Ye trailed American world champion Elizabeth Beisel after the penultimate breaststroke leg before unleashing a devastating sprint finish over the final two freestyle laps.
She covered the penultimate lap in 29.75 seconds, faster than Michael Phelps did in the men's medley final, then the last in 28.93, which was quicker than Ryan Lochte did in winning the men's event.
Ye also became the first female swimmer to break a world record since the ban of hi-tech suits, taking more than a second off the previous record, set by Australia's Stephanie Rice in Beijing four years ago, and all that despite a bad night's sleep and some pre-race nerves.
"I am so excited, it is out of a dream," she said. "My coach said he didn't imagine I would have this result."

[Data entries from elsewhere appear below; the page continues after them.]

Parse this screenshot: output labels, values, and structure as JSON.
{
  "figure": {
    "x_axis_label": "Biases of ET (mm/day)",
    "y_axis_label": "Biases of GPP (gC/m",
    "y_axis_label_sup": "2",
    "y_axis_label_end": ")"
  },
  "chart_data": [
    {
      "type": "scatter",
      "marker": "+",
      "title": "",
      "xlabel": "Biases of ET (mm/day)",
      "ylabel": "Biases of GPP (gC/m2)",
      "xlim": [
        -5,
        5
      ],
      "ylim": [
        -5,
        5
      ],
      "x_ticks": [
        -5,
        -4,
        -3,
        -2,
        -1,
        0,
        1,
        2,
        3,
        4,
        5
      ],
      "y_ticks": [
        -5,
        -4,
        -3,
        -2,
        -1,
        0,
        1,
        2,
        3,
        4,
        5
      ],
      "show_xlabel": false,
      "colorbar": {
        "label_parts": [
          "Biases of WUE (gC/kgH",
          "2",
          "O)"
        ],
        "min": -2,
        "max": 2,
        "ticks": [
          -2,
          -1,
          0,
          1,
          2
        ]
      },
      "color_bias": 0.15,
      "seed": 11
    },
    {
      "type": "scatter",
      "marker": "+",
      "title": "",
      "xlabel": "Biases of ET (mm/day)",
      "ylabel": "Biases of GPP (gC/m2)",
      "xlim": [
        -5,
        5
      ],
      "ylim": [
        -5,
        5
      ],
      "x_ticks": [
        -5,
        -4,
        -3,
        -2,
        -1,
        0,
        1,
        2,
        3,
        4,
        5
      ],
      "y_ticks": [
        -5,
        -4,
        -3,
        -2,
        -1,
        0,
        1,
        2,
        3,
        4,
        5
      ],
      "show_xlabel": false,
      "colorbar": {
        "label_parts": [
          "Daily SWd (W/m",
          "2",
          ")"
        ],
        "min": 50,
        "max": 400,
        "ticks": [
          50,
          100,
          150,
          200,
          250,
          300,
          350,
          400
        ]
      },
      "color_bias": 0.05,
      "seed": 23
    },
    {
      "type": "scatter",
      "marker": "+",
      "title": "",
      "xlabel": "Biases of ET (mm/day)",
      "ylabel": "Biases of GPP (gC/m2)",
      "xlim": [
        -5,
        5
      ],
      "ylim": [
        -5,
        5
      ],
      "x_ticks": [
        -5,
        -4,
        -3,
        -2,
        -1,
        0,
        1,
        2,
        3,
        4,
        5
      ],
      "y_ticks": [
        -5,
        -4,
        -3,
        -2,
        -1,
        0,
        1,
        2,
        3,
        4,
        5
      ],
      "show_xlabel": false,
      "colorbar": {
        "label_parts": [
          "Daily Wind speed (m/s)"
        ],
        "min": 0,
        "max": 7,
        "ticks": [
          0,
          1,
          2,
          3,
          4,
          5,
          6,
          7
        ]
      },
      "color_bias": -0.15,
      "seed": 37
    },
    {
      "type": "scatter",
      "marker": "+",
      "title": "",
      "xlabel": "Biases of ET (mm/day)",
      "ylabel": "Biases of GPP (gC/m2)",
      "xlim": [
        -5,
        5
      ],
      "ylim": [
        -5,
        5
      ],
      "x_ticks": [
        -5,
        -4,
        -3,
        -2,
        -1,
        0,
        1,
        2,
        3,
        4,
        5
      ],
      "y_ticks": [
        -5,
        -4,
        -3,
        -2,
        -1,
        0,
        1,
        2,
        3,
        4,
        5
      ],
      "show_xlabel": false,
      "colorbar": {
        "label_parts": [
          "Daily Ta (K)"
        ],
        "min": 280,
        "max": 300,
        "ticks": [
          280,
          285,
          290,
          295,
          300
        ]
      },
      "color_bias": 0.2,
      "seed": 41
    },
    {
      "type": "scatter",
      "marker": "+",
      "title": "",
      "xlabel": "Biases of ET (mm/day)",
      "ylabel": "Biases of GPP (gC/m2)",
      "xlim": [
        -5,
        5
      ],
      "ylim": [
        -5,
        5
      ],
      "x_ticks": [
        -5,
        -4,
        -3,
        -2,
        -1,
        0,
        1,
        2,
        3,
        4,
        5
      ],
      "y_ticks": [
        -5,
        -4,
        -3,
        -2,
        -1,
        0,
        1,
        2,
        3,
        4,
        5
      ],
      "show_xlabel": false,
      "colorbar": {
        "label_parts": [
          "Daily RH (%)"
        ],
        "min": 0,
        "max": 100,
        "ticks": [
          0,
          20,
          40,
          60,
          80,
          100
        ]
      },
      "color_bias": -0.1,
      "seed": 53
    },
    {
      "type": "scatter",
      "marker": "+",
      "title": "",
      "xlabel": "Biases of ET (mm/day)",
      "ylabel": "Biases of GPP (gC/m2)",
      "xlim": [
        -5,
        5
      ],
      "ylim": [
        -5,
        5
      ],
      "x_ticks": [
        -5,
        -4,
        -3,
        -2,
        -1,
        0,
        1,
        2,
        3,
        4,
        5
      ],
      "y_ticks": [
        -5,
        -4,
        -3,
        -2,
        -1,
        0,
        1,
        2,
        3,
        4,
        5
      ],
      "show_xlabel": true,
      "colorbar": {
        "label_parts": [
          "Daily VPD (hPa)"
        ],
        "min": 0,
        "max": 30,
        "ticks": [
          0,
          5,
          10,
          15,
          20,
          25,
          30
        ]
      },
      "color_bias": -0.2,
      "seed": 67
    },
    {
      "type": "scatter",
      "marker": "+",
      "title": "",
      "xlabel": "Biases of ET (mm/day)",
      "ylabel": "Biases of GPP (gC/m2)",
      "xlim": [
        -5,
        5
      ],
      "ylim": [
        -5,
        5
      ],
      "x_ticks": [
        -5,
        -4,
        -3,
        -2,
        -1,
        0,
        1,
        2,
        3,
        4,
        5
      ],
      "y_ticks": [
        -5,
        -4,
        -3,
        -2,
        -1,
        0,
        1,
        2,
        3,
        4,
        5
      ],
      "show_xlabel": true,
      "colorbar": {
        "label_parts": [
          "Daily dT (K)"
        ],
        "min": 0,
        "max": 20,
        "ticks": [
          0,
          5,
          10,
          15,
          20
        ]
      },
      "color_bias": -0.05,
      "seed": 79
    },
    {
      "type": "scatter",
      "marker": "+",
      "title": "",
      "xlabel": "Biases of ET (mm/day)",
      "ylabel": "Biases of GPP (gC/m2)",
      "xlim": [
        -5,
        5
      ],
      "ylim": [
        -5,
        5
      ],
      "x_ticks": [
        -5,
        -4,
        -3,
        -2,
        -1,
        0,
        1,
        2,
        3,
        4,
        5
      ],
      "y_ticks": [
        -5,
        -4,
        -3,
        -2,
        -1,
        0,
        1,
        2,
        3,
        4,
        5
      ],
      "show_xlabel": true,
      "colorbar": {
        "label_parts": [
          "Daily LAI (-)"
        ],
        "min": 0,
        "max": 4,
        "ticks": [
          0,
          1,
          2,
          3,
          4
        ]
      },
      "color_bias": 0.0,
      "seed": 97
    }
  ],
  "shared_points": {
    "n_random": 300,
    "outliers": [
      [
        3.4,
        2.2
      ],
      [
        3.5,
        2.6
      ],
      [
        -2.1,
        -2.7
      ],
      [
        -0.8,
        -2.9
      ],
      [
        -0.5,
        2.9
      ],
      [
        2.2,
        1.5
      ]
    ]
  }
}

Ye brushed off criticism from some quarters that China trains its competitors "like robots".
"Of course not," she said, in brief comments to reporters as she professed herself "too excited to think".
"I think we have very good training, very scientific based training, that's why we all have progressed."
Echoing her performance at the world championships last year when she won the 200m medley, Ye's powerful final laps in Saturday's gruelling eight-lap race showed off the impact of the large hands that got her noticed by her kindergarten teacher, as she shattered Beisel's hopes for gold.
Beisel, who set the fastest time in the heats, took silver, but the 19-year-old said she was delighted just to be on the podium after missing out altogether in Beijing when she was just 15.
"I have probably been dreaming of this moment since I started swimming," she said of her medal, congratulating rival Ye on "the race of her life".
Ye, who turned 16 in March, comes from an ordinary working-class background in the affluent eastern tourism hub of Hangzhou, best known for its famous lake.